From: puc-uart@oldach.net (Helge Oldach)
To: xcllnt@mac.com (Marcel Moolenaar)
Cc: FreeBSD-gnats-submit@FreeBSD.org
Subject: Re: i386/105616: UART PCI device just silent...
Date: Tue, 28 Nov 2006 21:14:19 +0100 (CET)

 Hi Marcel,
 
 >> The only thing that may be botched is speed, or potentially also
 >> parity or stop bits.
 >It's definitely an odd failure mode. What happens if you wire one of
 >the UART ports on the PCI card to one of the "legacy" on-board serial
 >ports? Could you try both the PCI UARTs?
 
 I did. What happens is that single, typed-in characters don't make
 to the remote, while files piped to the remote via ~>file appear as
 garbage. The garbage contains a lot of 0xff characters. So there *is*
 some sort of communication in place. It doesn't matter whether I send
 on the puc uart or the on-board uart.

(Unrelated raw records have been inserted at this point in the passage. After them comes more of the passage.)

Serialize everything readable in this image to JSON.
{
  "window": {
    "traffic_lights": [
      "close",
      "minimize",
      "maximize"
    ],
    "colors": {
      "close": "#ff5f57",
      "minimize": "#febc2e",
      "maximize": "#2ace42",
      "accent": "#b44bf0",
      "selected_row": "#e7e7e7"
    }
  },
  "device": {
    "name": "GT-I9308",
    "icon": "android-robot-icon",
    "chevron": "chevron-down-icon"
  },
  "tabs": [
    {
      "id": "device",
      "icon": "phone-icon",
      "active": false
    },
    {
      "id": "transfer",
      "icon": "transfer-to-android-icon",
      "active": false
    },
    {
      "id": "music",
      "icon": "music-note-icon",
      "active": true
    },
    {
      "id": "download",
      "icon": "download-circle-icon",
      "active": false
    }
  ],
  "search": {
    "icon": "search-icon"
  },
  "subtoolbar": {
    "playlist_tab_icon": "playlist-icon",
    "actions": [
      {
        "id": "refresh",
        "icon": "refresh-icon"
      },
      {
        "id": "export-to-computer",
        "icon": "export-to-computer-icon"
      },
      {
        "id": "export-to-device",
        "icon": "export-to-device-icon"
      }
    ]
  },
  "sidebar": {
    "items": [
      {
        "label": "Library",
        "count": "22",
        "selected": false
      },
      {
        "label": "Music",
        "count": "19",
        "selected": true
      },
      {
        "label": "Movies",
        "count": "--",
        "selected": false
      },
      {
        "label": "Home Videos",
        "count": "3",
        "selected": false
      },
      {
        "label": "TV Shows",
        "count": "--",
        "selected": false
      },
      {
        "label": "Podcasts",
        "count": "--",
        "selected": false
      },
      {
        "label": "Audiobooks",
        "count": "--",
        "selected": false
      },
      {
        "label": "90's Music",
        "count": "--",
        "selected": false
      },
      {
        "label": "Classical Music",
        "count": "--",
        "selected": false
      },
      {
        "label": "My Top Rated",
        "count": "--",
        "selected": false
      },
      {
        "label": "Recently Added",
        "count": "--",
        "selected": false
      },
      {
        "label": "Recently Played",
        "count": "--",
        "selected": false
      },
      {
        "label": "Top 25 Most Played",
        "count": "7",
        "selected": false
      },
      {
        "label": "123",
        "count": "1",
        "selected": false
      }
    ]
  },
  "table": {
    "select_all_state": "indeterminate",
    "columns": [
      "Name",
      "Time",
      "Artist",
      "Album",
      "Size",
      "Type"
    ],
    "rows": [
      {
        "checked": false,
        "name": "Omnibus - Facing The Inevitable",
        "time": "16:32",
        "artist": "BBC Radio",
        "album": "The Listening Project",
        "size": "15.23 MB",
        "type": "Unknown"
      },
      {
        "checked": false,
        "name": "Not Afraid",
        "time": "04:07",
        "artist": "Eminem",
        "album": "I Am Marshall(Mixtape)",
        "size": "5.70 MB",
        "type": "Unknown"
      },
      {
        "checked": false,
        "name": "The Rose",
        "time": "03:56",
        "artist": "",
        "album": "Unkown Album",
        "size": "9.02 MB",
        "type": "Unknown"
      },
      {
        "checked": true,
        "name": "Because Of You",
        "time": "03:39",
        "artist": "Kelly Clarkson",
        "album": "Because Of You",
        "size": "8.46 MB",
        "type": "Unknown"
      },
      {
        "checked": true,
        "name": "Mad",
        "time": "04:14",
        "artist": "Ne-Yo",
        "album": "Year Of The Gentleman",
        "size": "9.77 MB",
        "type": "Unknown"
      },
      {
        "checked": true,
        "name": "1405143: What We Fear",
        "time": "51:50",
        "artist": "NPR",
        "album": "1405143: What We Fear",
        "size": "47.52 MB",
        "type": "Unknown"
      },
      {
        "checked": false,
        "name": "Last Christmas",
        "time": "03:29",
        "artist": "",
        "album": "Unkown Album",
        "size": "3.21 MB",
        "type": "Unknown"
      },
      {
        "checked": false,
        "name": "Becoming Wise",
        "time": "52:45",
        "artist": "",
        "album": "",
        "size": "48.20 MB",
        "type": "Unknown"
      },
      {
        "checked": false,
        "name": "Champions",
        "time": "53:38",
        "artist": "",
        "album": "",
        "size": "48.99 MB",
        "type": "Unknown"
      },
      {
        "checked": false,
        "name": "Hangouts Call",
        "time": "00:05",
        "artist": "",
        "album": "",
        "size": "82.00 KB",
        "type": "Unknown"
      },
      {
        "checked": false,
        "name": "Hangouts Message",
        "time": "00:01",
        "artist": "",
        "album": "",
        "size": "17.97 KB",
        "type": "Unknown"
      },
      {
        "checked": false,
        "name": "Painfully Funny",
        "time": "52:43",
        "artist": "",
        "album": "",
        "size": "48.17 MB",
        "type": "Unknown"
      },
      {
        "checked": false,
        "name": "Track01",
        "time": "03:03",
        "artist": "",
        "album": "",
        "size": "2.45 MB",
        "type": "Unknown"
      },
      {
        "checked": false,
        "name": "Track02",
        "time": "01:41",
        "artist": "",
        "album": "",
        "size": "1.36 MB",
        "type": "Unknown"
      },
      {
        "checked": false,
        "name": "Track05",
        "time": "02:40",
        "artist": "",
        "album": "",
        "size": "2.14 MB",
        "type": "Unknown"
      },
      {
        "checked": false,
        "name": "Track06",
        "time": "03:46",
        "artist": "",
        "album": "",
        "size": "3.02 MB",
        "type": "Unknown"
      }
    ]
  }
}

It also doesn't make too much
 difference if I play with the transmit and receive speeds.
 
 This all points into the direction of speed (parity, stopbits) mismatch.
 
 Going to extremes: When I set the puc UART to 1200 bps and the on-board
 to 115200, I constantly receive a 0xff on the on-board for any arbitrary
 character typed on the puc uart. But there is silence the other way
 'round.
 
 There is no difference between the two puc/uart ports. Garbage either
 way, but at least there is communication on both ports. So IO ports and
 IRQ are likely correct.
 
 Any further ideas? Is there a simple means to measure the actual speed?